From that time, I learnt to look at the office cleaner in a different way. I learnt to appreciate the guy who looked after the toilets. I learnt to be kind to the waiter and the waitress and that if I was not happy with something, I didn’t have to shout and rant at them. I learnt to forgive and smile if the silver service waiter accidentally dropped a piece of broccoli on my suit – because that smile means a great deal to him.
But above all, it cemented by belief in the importance of standing for the small guy, the little man or woman who is often thrown to the margins and forgotten. I appreciated the importance of a thank you and what it means to the other person.
These are small things that matter a great deal in life. Our politicians – most of them, anyway, oft-times do not appreciate this. Instead, they like to show their power. They like to be felt. They even answer their mobile phones by announcing to the caller that they are speaking to ‘The Honourable so and so’. The ordinary people, too, have been conditioned to treat their political leaders like gods – they carry their bags and newspapers, they address them like demi-gods. They must call them ‘The Honourable so and so’ even when they are having a drink at the local pub. If they are late for a rally, they wait because in their minds, that is what all big people do.

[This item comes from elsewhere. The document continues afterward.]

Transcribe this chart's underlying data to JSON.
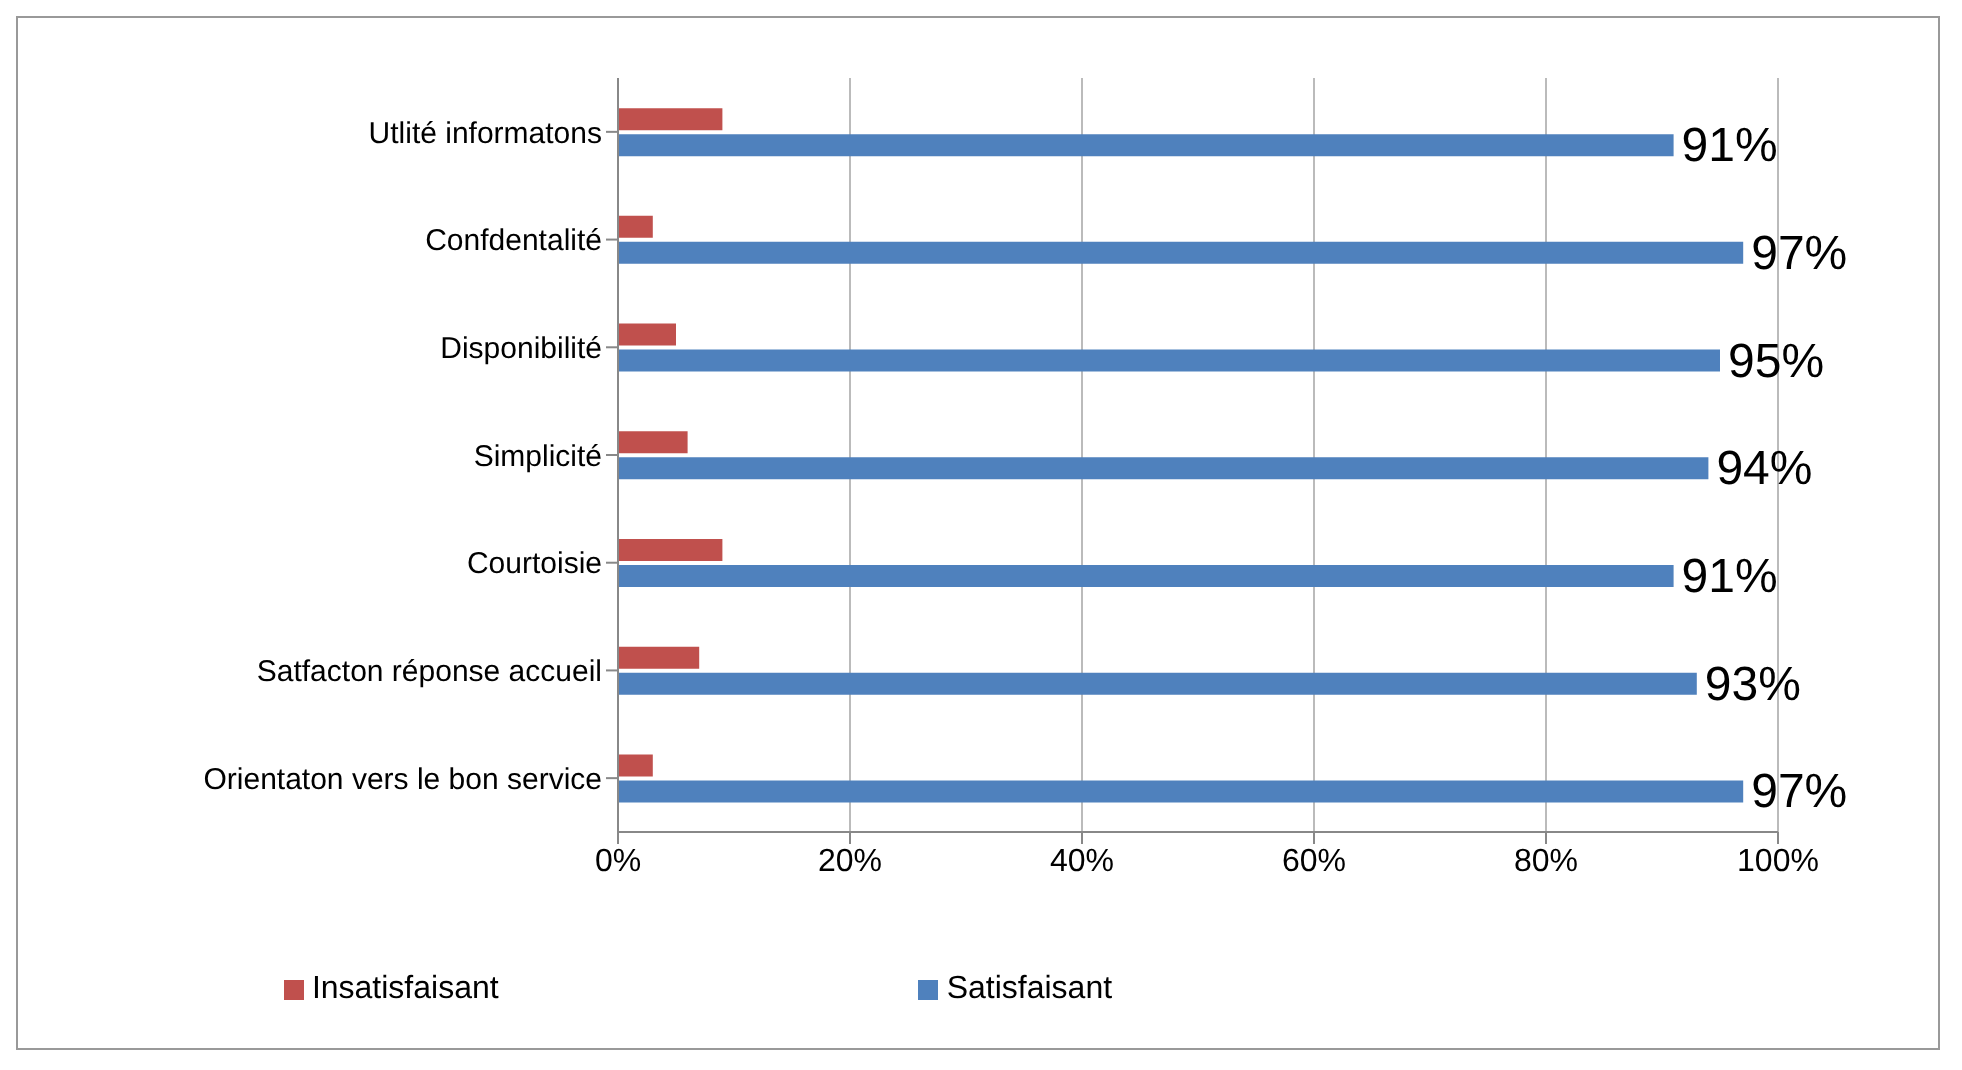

I witnessed political colleagues who used the most uncouth language in front of people, and politicians who dressed down elderly people – mothers and fathers of children – in public, notwithstanding that they would have walked long distances and sacrificed to come and talk to them. When people wrote offering suggestions and ideas, from wherever they were, they were barely acknowledged. One political colleague even had the temerity to ask me why I was responding to those emails.
I saw politicians who set a meeting but never pitched up or if they did eventually come, they arrived hours later and never apologised. And expected everyone to wait for them. Instead, they would berate people.
I saw politicians who never picked up their phones or responded to messages. In short, I saw politicians who took people for granted. Some of these politicians are revered by their ardent supporters and are held in high regard. And the media, uncritical as ever, has deified them. It is partly for this reason that there is a disjuncture between what detached observers think and what the ordinary people actually know from their experiences. Political arrogance alone does not explain the MDC’s misfortunes in last year’s disastrous elections but it was a problem and it is something that requires attention.